Analysis by pregnancy will often give a different risk estimate than assuming independence. For example, if one of every pair of twins died, this method would suggest 100% death, compared with 50% if all babies were included in the analysis. It addresses the mothers' risk of having one or more babies that die, rather than the babies' risk of death.

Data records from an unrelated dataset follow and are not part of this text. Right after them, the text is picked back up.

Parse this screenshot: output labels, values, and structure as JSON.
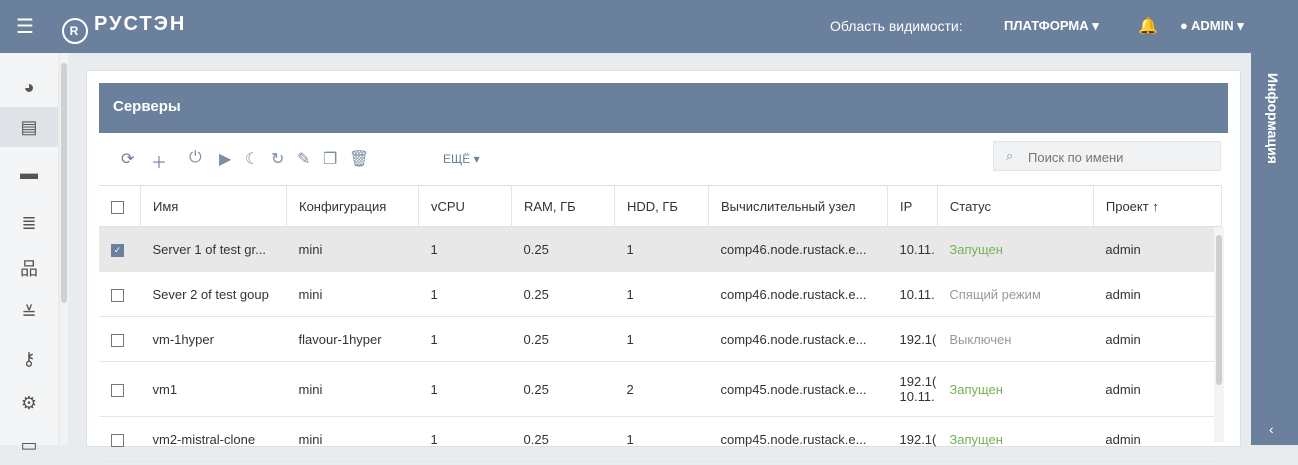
{
  "header": {
    "logo_text": "РУСТЭН",
    "scope_label": "Область видимости:",
    "scope_value": "ПЛАТФОРМА ▾",
    "user": "ADMIN ▾"
  },
  "sidebar": {
    "icons": [
      "dashboard-icon",
      "servers-icon",
      "drives-icon",
      "database-icon",
      "network-icon",
      "settings-sliders-icon",
      "key-icon",
      "cogs-icon",
      "monitor-icon"
    ]
  },
  "panel": {
    "title": "Серверы",
    "more_label": "ЕЩЁ ▾",
    "search_placeholder": "Поиск по имени"
  },
  "table": {
    "headers": [
      "Имя",
      "Конфигурация",
      "vCPU",
      "RAM, ГБ",
      "HDD, ГБ",
      "Вычислительный узел",
      "IP",
      "Статус",
      "Проект ↑"
    ],
    "rows": [
      {
        "name": "Server 1 of test gr...",
        "config": "mini",
        "vcpu": "1",
        "ram": "0.25",
        "hdd": "1",
        "node": "comp46.node.rustack.e...",
        "ip": "10.11.",
        "ip2": "",
        "status": "Запущен",
        "project": "admin"
      },
      {
        "name": "Sever 2 of test goup",
        "config": "mini",
        "vcpu": "1",
        "ram": "0.25",
        "hdd": "1",
        "node": "comp46.node.rustack.e...",
        "ip": "10.11.",
        "ip2": "",
        "status": "Спящий режим",
        "project": "admin"
      },
      {
        "name": "vm-1hyper",
        "config": "flavour-1hyper",
        "vcpu": "1",
        "ram": "0.25",
        "hdd": "1",
        "node": "comp46.node.rustack.e...",
        "ip": "192.1(",
        "ip2": "",
        "status": "Выключен",
        "project": "admin"
      },
      {
        "name": "vm1",
        "config": "mini",
        "vcpu": "1",
        "ram": "0.25",
        "hdd": "2",
        "node": "comp45.node.rustack.e...",
        "ip": "192.1(",
        "ip2": "10.11.",
        "status": "Запущен",
        "project": "admin"
      },
      {
        "name": "vm2-mistral-clone",
        "config": "mini",
        "vcpu": "1",
        "ram": "0.25",
        "hdd": "1",
        "node": "comp45.node.rustack.e...",
        "ip": "192.1(",
        "ip2": "",
        "status": "Запущен",
        "project": "admin"
      }
    ]
  },
  "info_panel": {
    "label": "Информация"
  },
  "colors": {
    "header_bg": "#6a809d",
    "running": "#73b352",
    "inactive": "#999999"
  }
}
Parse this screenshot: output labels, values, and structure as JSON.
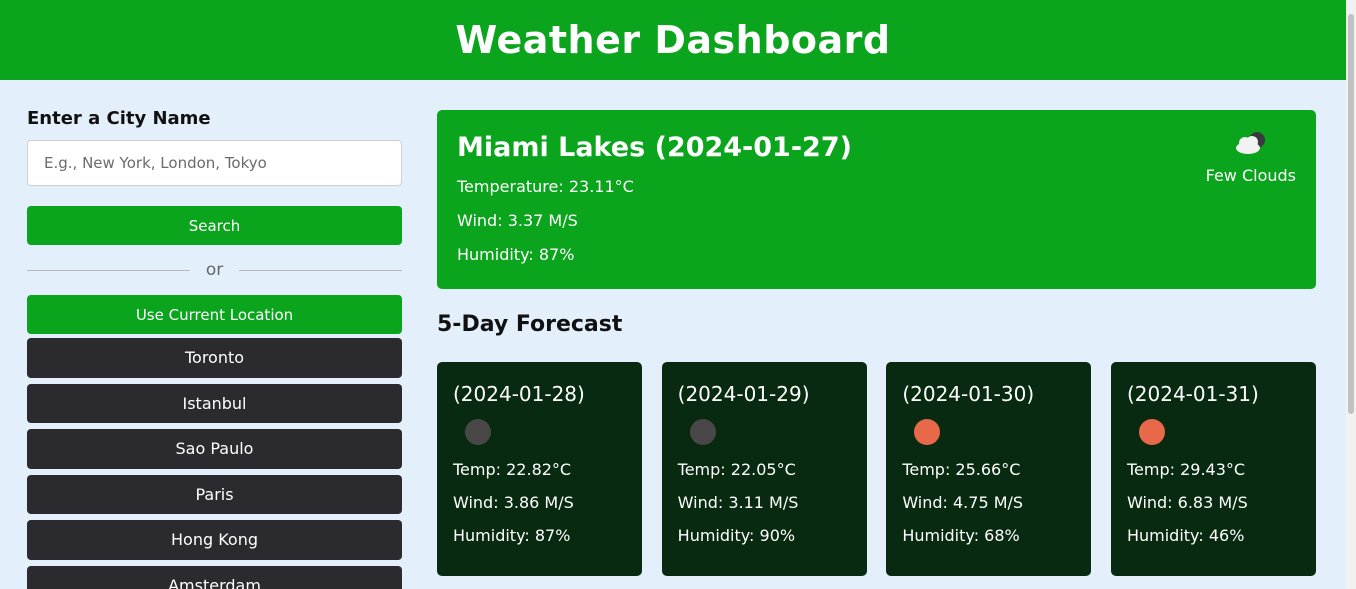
{
  "header": {
    "title": "Weather Dashboard"
  },
  "search": {
    "label": "Enter a City Name",
    "placeholder": "E.g., New York, London, Tokyo",
    "value": "",
    "search_button": "Search",
    "or_text": "or",
    "location_button": "Use Current Location"
  },
  "history": [
    {
      "label": "Toronto"
    },
    {
      "label": "Istanbul"
    },
    {
      "label": "Sao Paulo"
    },
    {
      "label": "Paris"
    },
    {
      "label": "Hong Kong"
    },
    {
      "label": "Amsterdam"
    }
  ],
  "current": {
    "title": "Miami Lakes (2024-01-27)",
    "temperature": "Temperature: 23.11°C",
    "wind": "Wind: 3.37 M/S",
    "humidity": "Humidity: 87%",
    "condition": "Few Clouds",
    "condition_icon": "few-clouds-icon"
  },
  "forecast": {
    "title": "5-Day Forecast",
    "days": [
      {
        "date": "(2024-01-28)",
        "icon": "moon-icon",
        "icon_color": "#4a4748",
        "temp": "Temp: 22.82°C",
        "wind": "Wind: 3.86 M/S",
        "humidity": "Humidity: 87%"
      },
      {
        "date": "(2024-01-29)",
        "icon": "moon-icon",
        "icon_color": "#4a4748",
        "temp": "Temp: 22.05°C",
        "wind": "Wind: 3.11 M/S",
        "humidity": "Humidity: 90%"
      },
      {
        "date": "(2024-01-30)",
        "icon": "sun-icon",
        "icon_color": "#e8694a",
        "temp": "Temp: 25.66°C",
        "wind": "Wind: 4.75 M/S",
        "humidity": "Humidity: 68%"
      },
      {
        "date": "(2024-01-31)",
        "icon": "sun-icon",
        "icon_color": "#e8694a",
        "temp": "Temp: 29.43°C",
        "wind": "Wind: 6.83 M/S",
        "humidity": "Humidity: 46%"
      }
    ]
  },
  "colors": {
    "accent": "#0aa51c",
    "card_dark": "#082a10",
    "history_button": "#2b2b2f",
    "background": "#e3f0fb"
  }
}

A further method that has also been used3 is to select at random one infant from each multiple pregnancy for inclusion in the analysis (random selection). This avoids including non-independent data, but again it excludes some babies from the analysis, and therefore some data are collected but not used. As for analysis by pregnancy, the sample size for this method will be equal to the number of women recruited, as only one baby from each pregnancy is included.

The random selection element in this method means that the result will not be exactly the same if the analysis is repeated. If there is, in reality, no difference between the groups, it is possible that, by chance, random selection will produce a spurious large difference. Similarly, a real difference may be obscured. These misleading results will be rare, but may not be detected unless the analysis is repeated several times. This then raises the issue of which result should be presented in the trial's publication.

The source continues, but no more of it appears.